Crime & punishment
Dec 17 2009
Invictus is to some degree an exception, a movie about reconciliation and forgiveness that gains moral authority precisely because the possibility of bloodshed casts its shadow everywhere. The film, based on John Carlin’s book Playing the Enemy, takes place in South Africa in the mid-1990s, just after Nelson Mandela’s election as the country’s first black president. Many of the whites in the film brace themselves for payback as Mandela assumes power. Quite a few of the president’s black supporters expect it, too, as their due after decades of brutality and humiliation under apartheid.
But Mandela, played by Morgan Freeman, knows that score-settling would be a disastrous course for a new and fragile democracy. Passing by a newsstand on the morning after his victory, he spots a headline in Afrikaans.
He has shown that he can win an election, it says, but will he show that he can govern? His bodyguards bristle at a pre-emptive low blow from a hostile press, but Mandela shrugs. “It’s a fair question,” he says.
It’s an exciting sports movie, an inspiring tale of prejudice overcome and, above all, a fascinating study of political leadership.
But much of the ingenuity in Freeman’s performance lies in the way he conveys that idealism and the shrewd manipulation of symbols and emotions are not incompatible, but complementary. Taking power a few years after being released from 27 years of incarceration, Mandela is already a larger-than-life figure, an idol in South Africa and around the world. His celebrity is something of a burden, and also an asset he must learn to use; his moral prestige is a political weapon.

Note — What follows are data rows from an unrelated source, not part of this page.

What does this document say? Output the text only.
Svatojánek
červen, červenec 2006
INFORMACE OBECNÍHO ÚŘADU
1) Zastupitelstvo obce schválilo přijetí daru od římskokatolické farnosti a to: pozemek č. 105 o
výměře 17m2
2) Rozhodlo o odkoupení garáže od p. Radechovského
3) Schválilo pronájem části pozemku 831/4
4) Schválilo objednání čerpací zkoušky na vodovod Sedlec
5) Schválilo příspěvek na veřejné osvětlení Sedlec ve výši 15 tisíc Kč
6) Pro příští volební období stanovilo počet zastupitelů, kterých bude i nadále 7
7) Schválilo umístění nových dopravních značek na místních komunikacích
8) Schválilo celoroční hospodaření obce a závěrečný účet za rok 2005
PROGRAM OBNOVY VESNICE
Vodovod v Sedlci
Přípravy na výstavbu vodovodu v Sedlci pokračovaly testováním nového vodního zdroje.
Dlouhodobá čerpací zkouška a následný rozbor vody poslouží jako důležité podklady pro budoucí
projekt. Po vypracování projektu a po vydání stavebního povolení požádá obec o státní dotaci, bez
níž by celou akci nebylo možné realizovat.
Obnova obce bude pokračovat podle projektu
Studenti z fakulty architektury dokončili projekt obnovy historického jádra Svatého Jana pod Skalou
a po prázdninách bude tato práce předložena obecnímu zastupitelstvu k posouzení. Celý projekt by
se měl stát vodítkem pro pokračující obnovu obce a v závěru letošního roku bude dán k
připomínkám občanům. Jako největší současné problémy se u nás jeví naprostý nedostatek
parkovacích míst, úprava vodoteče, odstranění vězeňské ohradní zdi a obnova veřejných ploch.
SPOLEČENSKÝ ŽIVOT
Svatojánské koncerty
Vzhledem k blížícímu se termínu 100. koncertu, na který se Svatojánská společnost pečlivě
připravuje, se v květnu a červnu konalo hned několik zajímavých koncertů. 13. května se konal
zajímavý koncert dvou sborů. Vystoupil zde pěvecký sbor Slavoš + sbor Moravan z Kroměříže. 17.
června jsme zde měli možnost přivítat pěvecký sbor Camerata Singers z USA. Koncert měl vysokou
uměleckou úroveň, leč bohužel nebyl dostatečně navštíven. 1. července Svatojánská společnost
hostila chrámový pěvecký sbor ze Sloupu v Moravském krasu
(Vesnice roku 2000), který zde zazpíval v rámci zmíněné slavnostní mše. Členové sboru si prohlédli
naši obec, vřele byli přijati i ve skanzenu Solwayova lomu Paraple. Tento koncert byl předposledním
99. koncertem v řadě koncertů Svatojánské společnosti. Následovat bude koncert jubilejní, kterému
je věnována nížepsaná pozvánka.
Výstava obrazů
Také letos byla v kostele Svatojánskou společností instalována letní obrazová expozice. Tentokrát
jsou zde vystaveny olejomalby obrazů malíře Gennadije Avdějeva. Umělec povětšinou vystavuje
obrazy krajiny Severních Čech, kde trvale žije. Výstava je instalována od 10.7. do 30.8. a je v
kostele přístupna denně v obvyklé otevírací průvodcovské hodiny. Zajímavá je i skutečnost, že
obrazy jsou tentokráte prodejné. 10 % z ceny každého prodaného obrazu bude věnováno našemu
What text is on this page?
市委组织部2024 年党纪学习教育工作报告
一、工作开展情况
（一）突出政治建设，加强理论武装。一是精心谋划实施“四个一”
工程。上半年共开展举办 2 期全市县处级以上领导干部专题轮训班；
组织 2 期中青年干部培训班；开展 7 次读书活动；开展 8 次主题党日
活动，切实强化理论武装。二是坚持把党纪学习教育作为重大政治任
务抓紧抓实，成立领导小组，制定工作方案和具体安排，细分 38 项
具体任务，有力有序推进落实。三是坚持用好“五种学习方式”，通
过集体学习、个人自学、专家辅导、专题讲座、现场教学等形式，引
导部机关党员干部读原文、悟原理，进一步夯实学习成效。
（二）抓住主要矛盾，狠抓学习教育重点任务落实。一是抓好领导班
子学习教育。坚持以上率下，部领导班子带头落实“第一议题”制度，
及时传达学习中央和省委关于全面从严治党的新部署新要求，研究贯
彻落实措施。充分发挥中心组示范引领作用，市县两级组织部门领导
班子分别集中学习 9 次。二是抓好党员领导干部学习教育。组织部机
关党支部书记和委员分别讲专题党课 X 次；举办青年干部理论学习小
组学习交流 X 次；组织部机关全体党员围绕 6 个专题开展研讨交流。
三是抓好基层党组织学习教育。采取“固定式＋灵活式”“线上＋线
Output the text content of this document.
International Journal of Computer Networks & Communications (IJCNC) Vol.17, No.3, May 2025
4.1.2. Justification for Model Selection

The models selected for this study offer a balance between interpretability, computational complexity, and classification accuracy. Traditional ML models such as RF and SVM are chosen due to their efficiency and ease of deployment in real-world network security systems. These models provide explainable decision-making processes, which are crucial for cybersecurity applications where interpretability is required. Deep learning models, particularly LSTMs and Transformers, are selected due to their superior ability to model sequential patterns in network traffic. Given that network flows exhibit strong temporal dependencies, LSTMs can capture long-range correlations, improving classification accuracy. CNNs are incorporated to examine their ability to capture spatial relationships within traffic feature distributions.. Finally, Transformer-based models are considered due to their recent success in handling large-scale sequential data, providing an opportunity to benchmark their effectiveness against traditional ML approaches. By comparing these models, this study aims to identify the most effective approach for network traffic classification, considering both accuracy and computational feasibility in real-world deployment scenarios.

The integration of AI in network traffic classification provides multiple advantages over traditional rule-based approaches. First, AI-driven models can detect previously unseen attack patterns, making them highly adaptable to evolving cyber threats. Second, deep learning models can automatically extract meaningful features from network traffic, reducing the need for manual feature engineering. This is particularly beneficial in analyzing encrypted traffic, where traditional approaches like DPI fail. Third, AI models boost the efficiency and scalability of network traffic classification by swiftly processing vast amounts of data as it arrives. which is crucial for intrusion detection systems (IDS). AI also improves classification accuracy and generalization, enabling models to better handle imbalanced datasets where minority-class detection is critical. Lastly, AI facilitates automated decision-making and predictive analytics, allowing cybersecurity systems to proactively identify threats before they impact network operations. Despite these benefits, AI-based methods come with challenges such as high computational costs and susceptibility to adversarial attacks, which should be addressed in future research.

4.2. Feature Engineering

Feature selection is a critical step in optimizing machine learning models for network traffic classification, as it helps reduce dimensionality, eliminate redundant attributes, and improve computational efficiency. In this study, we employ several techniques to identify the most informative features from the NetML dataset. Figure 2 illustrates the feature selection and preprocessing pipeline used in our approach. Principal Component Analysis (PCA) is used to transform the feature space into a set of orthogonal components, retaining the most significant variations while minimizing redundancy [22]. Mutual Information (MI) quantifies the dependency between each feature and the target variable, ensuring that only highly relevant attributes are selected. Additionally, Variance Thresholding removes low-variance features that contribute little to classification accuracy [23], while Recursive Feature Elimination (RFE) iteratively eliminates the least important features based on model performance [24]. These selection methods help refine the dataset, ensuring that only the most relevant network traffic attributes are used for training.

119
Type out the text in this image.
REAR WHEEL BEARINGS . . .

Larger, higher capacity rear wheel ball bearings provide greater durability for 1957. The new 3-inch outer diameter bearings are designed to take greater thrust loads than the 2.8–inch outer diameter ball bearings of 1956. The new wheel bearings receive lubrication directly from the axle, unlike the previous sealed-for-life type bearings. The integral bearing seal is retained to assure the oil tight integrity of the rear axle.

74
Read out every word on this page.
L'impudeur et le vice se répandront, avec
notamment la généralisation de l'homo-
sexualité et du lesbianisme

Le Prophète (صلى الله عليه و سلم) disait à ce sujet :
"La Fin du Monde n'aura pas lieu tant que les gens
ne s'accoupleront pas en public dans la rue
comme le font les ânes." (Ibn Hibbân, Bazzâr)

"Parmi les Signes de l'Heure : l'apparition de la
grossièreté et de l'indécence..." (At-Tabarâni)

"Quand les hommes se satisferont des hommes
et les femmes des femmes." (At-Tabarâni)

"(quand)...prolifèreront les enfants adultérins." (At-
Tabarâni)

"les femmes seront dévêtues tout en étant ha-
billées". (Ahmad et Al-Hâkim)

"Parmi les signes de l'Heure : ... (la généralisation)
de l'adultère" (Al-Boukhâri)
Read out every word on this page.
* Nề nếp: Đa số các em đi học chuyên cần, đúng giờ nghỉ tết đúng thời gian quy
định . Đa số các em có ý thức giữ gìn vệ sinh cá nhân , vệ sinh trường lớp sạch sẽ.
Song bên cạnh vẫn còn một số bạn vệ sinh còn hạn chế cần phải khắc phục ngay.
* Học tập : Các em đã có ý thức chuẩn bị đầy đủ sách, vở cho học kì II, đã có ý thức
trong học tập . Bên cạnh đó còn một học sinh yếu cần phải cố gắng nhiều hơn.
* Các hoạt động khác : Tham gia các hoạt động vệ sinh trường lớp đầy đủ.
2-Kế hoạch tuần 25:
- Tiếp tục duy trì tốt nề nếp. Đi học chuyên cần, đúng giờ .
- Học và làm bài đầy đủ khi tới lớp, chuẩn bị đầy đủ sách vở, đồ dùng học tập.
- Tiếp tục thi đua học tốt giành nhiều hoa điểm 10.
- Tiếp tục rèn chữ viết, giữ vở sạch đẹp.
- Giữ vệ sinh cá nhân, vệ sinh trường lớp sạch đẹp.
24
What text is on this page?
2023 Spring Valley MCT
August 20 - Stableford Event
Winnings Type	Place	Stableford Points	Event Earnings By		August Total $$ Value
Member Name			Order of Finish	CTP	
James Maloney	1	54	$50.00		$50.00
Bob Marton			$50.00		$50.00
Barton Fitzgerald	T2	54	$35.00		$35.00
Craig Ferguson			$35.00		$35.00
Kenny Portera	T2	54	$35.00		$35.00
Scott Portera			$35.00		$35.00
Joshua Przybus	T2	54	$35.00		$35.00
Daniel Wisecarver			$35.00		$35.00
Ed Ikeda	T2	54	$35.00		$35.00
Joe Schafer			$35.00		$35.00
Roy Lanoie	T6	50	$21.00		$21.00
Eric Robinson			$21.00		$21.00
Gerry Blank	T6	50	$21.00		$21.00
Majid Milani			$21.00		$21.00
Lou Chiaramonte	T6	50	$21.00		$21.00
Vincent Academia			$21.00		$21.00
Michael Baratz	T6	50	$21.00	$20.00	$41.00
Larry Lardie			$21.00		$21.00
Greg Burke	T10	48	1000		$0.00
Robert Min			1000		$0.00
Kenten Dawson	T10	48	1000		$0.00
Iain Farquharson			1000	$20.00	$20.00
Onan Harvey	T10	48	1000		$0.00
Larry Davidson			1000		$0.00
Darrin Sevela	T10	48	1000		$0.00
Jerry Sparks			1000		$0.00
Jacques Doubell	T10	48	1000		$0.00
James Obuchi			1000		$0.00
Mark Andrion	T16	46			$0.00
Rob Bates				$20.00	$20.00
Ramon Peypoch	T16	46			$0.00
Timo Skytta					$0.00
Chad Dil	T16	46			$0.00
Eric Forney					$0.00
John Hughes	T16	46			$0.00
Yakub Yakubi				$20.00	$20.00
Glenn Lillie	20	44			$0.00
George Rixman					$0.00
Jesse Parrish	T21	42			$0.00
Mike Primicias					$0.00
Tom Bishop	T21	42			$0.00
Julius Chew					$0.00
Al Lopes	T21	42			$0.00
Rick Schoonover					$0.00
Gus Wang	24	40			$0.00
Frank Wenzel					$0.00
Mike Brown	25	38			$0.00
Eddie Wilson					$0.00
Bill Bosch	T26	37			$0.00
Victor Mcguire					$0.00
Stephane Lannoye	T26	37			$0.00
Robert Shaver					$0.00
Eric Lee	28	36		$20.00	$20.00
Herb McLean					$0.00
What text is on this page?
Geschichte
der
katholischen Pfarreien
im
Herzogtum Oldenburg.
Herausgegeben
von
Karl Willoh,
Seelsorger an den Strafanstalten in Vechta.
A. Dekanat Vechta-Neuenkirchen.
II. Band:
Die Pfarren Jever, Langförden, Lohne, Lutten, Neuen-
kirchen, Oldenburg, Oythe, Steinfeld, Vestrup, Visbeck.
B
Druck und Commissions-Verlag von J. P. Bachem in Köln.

But he is preoccupied, to the dismay of loyalists in his movement, with finding some kind of concord with the people who hate and fear him: the whites who see him as a terrorist, a usurper and a threat to their traditions and values.
Mandela’s overtures to the Afrikaners arise partly out of Gandhian principle, and partly out of political calculation. They are a powerful force in the army, the police and the South African economy.
Mandela’s aides are baffled when he takes up the cause of the South African rugby team, a symbol of stiff-necked Afrikaner pride despised by most blacks. The team’s Springbok mascot, named for a kind of gazelle, and its green-and-gold uniforms are nearly as loathsome as the apartheid flag, and when Mandela insists that the colours be retained, it seems almost like a betrayal of his life’s cause.